Before data can be analyzed it must be in the appropriate format. It is estimated that data management constitutes 80% of the quality of the final data analysis (Dasu & Johnson, 2003). Incorrect or inconsistent data can lead to incorrect conclusions negating the benefits of data driven decisions (Hellerstein, 2008). R provides an array of built-in functions and packages for the purpose of data management.
While analyzing data, it is often necessary to create new variables, collapse or recode categories, compute scales, etc. R’s data management functions have significant advantages over proprietary statistical software packages. One of the appeals of using R is that with just a few lines of syntax, data can be manipulated. For example the read.table() function is quite flexible. Different types of text data, such as comma or tab delimited can be imported into R by changing a single option (Auerbach & Zeitlin, 2015). R syntax is more logical and follows programming principles more strictly. Furthermore, there is a very lively community to rely on for direction.

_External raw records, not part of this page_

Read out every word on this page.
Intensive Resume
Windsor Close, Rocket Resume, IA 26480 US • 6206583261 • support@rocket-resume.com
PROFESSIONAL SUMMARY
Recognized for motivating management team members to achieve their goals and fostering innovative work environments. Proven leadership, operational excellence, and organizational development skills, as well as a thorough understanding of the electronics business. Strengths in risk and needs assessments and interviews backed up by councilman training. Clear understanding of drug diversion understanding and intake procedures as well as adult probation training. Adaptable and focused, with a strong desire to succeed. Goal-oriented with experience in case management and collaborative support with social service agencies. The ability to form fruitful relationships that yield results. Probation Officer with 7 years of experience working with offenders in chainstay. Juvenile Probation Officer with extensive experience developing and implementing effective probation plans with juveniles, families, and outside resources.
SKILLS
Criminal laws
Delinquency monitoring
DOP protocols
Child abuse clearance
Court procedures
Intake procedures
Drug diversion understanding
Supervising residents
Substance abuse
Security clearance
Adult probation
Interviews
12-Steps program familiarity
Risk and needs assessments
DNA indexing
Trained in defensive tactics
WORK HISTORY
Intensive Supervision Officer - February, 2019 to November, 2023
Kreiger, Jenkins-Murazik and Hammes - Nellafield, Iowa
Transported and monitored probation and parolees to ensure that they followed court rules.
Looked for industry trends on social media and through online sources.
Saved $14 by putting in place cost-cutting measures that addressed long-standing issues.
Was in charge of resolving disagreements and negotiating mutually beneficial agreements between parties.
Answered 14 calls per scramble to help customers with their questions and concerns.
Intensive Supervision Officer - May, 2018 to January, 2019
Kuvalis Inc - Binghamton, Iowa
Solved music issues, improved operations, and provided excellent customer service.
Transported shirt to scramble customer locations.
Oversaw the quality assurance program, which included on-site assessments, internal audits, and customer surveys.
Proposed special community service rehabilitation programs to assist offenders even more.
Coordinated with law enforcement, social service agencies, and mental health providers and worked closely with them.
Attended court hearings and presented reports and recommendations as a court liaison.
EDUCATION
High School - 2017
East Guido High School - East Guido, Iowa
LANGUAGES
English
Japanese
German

Through demonstration, this workshop will show how to implement the most commonly used data management tasks in R, including built-in functions and add on packages.

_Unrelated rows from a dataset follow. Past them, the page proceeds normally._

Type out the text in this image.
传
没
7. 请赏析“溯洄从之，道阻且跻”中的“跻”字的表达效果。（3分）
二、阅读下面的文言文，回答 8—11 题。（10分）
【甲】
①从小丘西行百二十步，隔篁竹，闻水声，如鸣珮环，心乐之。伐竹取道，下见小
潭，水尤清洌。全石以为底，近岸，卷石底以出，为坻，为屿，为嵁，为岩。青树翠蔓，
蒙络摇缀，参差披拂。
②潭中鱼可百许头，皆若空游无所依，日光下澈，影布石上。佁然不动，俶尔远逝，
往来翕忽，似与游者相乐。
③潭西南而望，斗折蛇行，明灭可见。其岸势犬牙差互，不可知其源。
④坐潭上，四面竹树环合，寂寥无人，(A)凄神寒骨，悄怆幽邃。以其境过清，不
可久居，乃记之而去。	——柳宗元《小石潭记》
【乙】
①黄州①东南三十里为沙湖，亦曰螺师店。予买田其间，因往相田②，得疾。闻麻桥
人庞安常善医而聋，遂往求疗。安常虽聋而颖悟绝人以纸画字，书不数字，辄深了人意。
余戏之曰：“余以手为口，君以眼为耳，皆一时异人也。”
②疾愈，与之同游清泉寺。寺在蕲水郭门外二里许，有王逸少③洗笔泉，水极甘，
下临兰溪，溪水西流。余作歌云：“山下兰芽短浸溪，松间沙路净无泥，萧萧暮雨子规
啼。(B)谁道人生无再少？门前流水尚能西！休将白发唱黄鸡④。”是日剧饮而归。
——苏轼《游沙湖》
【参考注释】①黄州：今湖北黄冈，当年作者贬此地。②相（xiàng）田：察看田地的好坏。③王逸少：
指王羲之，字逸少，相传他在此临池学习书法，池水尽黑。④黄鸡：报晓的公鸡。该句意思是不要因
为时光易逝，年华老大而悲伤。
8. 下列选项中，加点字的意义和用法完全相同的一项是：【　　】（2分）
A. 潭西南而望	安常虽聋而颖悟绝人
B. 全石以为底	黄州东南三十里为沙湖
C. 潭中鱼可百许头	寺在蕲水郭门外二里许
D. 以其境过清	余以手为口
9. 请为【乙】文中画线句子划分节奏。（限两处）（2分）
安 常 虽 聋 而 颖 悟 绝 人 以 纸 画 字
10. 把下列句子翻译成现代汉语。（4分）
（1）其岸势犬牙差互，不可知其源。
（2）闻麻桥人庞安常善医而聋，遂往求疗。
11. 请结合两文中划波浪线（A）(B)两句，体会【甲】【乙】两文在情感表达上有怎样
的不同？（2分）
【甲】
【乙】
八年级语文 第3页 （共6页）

The paper will begin with a discussion of how to input data directly into an R data frame and then how to use Excel or another spreadsheet to quickly and effectively record data (Auerbach & Zeitlin, 2014). Since Excel is the most commonly used spreadsheet program, entering data into Excel will be demonstrated. Packages for importing data from Excel, STATA, SAS and SPSS such as foreign, Hmisc and xlsx, will be discussed.
We will demonstrate a number of data management functions that include concatenating data sets, merging data sets, adding variables to an existing R data set, sorting a data set, sub-setting a data set, aggregating a data set, computing new variables, deleting variables, recoding variables, and renaming variables.
Through demonstration, participants will be presented with the benefits and ease of using R for data management. \ Although not necessary, attendees are encouraged to bring along their laptops to work through the examples as they are shown. Participants will be provided with a Dropbox link so they can access all the resources mentioned during this presentation.